Hotston’s idea of the informational universe is especially intriguing. Its most basic entity is the ibit, while the qubits make up the physical universe. It is ibits of information that could transform into anything and “was only bound by time and place where that was inherent in the expression of the information itself.” The Arcology could move through time and space by translation, the absorbing of information in one place and extruding it in another. And that is how the ship Hanuman tries to flee its pursuer, by instantaneous translation rather than the slower and energy-intensive method of folding space. The terrifying part of the attack on the Arcology is that the alien force coming after them seems to have also mastered the intricacies of information space.

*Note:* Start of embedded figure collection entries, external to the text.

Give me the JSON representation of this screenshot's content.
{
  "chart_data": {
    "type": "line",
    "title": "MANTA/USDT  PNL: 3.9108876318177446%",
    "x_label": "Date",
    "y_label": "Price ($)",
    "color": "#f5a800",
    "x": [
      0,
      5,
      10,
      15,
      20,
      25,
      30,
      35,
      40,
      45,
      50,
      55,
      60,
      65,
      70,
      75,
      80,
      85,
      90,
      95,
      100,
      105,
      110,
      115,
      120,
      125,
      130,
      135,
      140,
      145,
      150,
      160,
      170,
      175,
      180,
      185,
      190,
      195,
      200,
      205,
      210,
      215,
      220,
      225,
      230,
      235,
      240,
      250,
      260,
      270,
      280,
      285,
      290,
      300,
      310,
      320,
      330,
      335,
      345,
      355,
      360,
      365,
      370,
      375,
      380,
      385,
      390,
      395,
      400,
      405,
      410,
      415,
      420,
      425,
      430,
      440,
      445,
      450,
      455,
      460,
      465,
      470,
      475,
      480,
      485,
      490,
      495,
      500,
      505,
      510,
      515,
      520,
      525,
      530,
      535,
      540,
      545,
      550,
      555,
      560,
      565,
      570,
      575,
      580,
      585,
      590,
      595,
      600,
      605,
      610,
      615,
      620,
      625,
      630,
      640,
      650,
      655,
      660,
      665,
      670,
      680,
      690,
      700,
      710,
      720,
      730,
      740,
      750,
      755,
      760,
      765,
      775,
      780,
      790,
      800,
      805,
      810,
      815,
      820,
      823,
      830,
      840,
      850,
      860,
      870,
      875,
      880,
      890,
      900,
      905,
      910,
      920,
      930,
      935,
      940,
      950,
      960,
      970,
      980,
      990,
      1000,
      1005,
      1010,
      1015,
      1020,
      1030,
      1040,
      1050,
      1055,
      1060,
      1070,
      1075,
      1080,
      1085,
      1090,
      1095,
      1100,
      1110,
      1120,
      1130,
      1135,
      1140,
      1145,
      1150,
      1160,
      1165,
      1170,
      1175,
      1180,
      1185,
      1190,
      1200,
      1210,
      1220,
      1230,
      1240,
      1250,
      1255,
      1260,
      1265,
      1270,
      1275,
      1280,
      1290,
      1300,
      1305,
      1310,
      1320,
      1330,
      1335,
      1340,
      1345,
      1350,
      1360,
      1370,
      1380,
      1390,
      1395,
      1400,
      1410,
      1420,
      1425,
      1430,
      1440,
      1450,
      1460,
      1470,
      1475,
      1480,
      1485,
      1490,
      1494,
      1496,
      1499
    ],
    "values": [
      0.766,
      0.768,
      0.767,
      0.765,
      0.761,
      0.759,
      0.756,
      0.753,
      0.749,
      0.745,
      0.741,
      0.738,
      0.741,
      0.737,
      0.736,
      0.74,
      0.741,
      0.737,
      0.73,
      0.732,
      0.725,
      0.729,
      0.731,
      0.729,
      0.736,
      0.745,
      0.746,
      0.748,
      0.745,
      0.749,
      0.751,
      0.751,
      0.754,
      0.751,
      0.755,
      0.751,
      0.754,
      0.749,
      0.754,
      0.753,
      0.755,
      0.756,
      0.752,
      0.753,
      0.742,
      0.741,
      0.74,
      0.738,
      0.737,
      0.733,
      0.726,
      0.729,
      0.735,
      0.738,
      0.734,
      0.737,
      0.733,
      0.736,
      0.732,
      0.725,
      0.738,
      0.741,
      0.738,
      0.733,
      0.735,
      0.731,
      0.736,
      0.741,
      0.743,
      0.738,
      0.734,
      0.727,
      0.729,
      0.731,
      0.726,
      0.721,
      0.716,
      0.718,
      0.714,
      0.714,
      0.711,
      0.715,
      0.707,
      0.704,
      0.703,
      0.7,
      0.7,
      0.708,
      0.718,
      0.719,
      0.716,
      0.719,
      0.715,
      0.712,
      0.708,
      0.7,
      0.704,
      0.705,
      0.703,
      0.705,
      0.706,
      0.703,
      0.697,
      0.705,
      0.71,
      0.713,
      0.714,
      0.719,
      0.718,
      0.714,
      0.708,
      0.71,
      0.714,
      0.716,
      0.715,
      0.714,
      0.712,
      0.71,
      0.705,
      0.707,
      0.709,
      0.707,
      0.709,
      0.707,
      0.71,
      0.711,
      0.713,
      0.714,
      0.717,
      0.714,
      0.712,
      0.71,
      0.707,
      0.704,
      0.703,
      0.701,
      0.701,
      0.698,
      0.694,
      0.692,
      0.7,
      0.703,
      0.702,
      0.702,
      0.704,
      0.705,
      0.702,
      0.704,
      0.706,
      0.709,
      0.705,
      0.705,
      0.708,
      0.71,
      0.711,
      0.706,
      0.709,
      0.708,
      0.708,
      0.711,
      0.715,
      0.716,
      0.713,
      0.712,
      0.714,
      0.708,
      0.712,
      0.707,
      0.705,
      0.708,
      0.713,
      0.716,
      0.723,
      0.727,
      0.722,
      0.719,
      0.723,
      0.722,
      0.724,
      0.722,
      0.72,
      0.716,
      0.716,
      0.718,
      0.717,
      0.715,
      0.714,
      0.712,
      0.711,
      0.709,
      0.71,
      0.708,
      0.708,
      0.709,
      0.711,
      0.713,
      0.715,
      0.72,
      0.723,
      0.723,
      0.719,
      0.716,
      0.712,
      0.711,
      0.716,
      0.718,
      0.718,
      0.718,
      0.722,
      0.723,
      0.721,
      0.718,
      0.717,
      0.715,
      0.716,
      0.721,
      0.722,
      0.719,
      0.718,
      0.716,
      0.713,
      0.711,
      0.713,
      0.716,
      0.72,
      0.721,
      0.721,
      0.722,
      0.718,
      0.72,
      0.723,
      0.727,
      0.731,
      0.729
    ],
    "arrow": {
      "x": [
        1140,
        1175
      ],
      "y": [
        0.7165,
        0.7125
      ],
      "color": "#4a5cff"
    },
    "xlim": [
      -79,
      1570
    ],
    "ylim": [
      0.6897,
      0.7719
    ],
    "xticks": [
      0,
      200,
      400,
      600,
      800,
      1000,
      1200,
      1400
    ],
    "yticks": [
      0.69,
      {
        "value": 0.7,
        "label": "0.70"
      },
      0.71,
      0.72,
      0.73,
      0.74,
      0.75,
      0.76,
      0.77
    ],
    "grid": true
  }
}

“To be part of the Arcology was to ignore the boundaries of time and space, to dwell within the underlying sea of information which was the true ground of being of the universe.” (Kindle edition P51)
What most drew me into the story was the ongoing dialogue between Kercher and Prab as they try to understand each other’s search for the differing kinds of life each finds meaningful. In the midst of unending crisis, they struggle to understand each other and in one moment allow themselves a physical intimacy that is strange for both. For Kercher, in particular, “Her body against theirs had been the most unwelcome welcome they hadn’t known they were missing.” What a beautiful way to describe something so new to his experience.
Project Hanuman has some rough edges, but it’s one of the most engaging and thought-provoking novels I’ve read this year, and a really original take on space opera.